Nurse Pink described her years of marriage as such.

“My 54 years of marriage have been happy, happy years because I came as a Christian and I had all the plans. I was under bond for two years but after that I decided to go and do my general, then I wanted to do public health.”

She was accepted at two hospitals, Kingston Public and Staffordshire General in the United Kingdom. Ultimately, she decided to go overseas.

But then, someone’s prayer was answered.

“Then mi meet Mr Pink and get meself mix-up and get pregnant. He was the first person I’d been with because I got saved from 14. And at 28 mi guh get meself mix-up, so mi couldn’t go KPH, mi couldn’t go England. He said he wanted a Christian girl and ‘God just provide one’!”
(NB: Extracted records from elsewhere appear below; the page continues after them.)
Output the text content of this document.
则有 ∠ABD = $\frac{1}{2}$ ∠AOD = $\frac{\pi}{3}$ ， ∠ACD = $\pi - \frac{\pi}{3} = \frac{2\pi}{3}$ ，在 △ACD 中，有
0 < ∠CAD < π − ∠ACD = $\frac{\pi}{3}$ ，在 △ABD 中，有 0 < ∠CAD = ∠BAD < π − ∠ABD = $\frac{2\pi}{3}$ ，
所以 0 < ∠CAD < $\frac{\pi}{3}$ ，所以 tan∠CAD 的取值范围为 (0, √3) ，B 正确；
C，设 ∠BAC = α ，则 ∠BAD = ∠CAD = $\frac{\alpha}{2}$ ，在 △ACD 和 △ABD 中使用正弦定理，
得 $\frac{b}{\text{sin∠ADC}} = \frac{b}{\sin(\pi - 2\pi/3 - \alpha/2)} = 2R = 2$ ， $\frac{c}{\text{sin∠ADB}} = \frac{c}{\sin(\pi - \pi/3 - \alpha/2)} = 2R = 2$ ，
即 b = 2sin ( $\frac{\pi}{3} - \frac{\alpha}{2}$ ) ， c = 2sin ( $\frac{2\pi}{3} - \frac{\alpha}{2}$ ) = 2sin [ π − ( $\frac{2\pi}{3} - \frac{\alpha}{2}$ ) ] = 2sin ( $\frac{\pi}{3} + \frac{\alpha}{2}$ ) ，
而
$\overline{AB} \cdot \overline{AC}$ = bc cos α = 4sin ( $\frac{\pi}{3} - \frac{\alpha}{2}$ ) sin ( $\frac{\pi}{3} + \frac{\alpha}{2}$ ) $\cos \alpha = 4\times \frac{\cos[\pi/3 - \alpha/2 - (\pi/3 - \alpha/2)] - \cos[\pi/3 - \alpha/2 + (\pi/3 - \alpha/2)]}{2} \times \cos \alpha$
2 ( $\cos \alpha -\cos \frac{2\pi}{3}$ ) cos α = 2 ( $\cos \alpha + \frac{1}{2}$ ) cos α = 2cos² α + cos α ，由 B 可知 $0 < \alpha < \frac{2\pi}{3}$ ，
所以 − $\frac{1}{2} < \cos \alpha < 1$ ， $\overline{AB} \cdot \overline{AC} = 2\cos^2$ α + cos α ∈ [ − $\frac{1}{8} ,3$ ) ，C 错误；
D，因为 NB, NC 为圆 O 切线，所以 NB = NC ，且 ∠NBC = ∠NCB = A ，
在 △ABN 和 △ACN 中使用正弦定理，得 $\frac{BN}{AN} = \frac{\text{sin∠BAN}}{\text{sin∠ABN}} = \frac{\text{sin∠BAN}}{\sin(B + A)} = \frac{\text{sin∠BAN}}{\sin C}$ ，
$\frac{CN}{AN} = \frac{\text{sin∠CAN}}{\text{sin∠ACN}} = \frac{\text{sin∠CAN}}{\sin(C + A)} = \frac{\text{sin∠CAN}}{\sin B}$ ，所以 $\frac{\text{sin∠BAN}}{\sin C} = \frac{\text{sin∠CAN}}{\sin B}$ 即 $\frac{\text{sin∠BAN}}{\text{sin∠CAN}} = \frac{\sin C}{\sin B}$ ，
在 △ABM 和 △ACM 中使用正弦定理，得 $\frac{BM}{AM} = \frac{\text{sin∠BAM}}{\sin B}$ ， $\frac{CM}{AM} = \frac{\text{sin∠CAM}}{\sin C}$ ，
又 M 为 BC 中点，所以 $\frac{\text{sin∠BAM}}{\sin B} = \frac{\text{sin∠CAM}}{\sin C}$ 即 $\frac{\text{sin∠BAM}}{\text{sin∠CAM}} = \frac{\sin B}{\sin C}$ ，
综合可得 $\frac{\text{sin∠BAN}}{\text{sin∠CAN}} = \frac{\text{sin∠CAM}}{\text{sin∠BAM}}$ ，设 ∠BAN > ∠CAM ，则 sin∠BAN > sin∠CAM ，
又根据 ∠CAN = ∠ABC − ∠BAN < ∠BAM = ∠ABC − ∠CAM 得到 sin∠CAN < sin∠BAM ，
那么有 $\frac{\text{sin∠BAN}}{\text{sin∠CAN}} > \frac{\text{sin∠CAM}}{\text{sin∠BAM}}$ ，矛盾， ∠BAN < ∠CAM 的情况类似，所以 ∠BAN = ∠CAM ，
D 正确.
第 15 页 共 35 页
At her church, the NTCOG, “They cursed me, I had to hide because they weren’t expecting that from me. But ah nuh dem mi fail, a God mi fail and God neva fail me. But I came back and I got baptised (again). I got married on a Wednesday and the Sunday mi go baptise again and he baptised about two years after.”

She had the baby and the couple got married on Wednesday, April 22, 1970. The couple would eventually have six children, with one now deceased.

All are university trained and work in fields such as medicine, architecture, education, and telecommunications.

The couple has done a lot of social work and work in the church. Nurse Pink started a Sunday school at her home which became so huge the church was eventually asked to take it over. Altimond, in the meantime, became a deacon.

“We married off of nothing but eventually built everything with love. We go through our little valleys and our little hills, our little deep waters, and our little shallow waters, but nothing much to speak about because eventually he came into the church. He has always been a faithful husband, I’ve never had any problem with him. We’ve never quarrelled, never had a fight.”